In California, child support is calculated using a formula known as the Statewide Uniform Guideline. This algebraic formula is heavily influenced by the parties’ income and physical custody of the children. Accordingly, there must be admissible evidence of the parent’s income on which to base the child support award. Fortunately, there are a variety of forms of admissible evidence that the court can use as a basis. The parent’s gross income on his or her recent tax returns are stated under the penalty of perjury and are presumed to be the correct statement of the parent’s income. Aside from this, the court may also consider the parent’s income and expense declaration and pay stubs, as well as the testimony of experts and the parents themselves.

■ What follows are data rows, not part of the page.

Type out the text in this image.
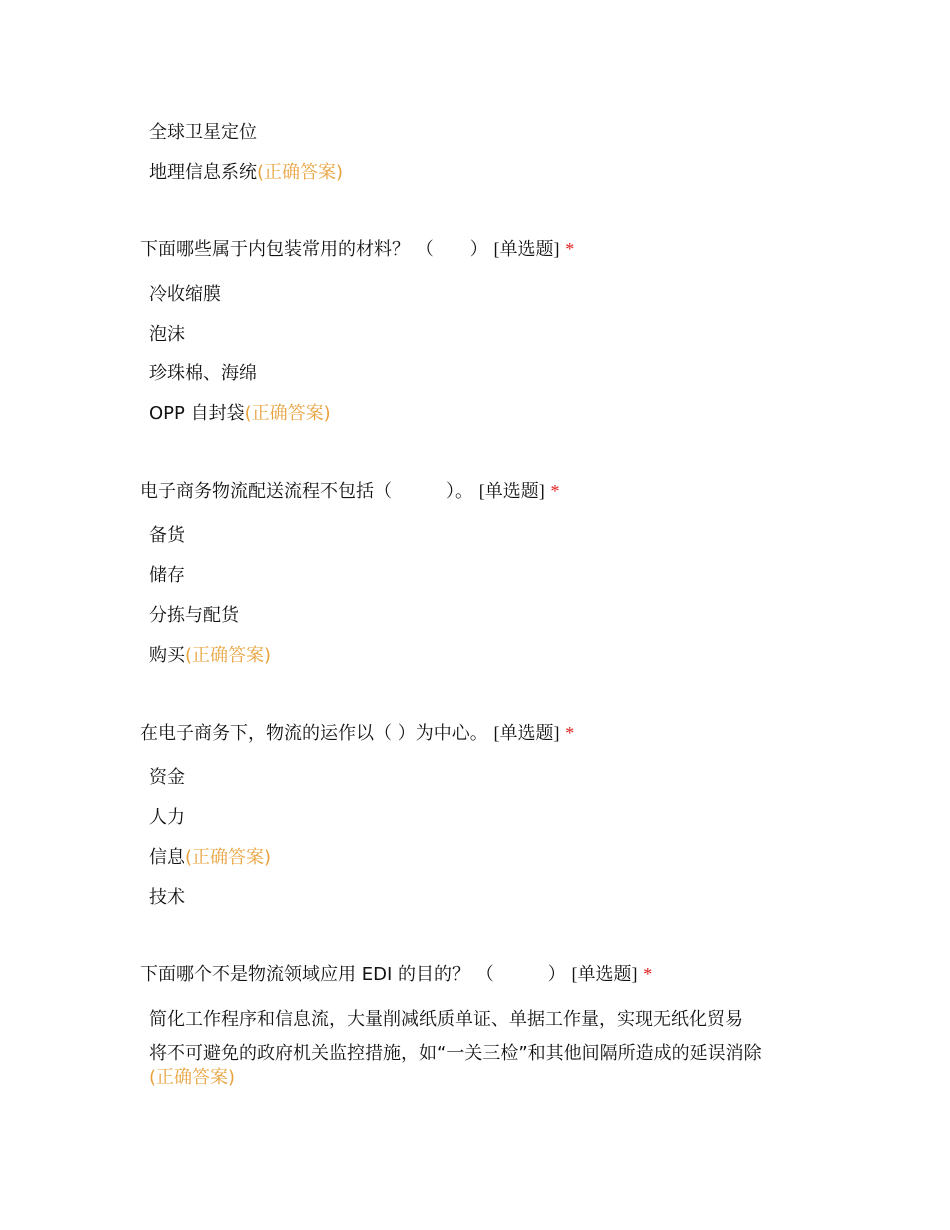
全球卫星定位
地理信息系统(正确答案)
下面哪些属于内包装常用的材料？ （　　） [单选题] *
冷收缩膜
泡沫
珍珠棉、海绵
OPP 自封袋(正确答案)
电子商务物流配送流程不包括（　　　）。 [单选题] *
备货
储存
分拣与配货
购买(正确答案)
在电子商务下，物流的运作以（ ）为中心。 [单选题] *
资金
人力
信息(正确答案)
技术
下面哪个不是物流领域应用 EDI 的目的？ （　　　） [单选题] *
简化工作程序和信息流，大量削减纸质单证、单据工作量，实现无纸化贸易
将不可避免的政府机关监控措施，如“一关三检”和其他间隔所造成的延误消除
(正确答案)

Under no circumstances should the child support award be based on the so-called “lifestyle evidence” of the parent’s income. The mere fact that the parent has completed the purchase of a new home, or has an expensive car, is not sufficient as evidence.
Business Ownership & Loan Applications
When one of the parents owns a business, a party may rebut the presumption that the stated income on the recent tax returns is correct by a statement of income on the parent’s loan application.
Extraordinarily High Earner, Stipulation
When there is a stipulation to the appropriate amount of support and there is no dispute, there is no need for the high-earning parent to divulge the details regarding his or her income. However, when there is a dispute as to the amount of support, the parent who admits to being an extraordinarily high earner and has the ability to pay the amount of child support may not refuse to reveal his or her actual income. The reason for this is because both the court and the other parent are entitled to know the high earner’s actual income, regardless of his or her admission of their ability to pay any reasonable child support ordered.
Furthermore, if the parents dispute the amount of the high earner’s income and cannot agree on the amount of child support, the court must make the least beneficial income assumptions against the high earner. The court can only make these assumptions after it obtains adequate information about the high earner’s actual income. At the very least, there must be an approximation of the high earner’s net disposable income.
In permitting discovery directed at obtaining reliable information to enable the court to determine the appropriate amount of support, the court may take appropriate measures to protect the high earner’s legitimate privacy concerns regarding his or her finances.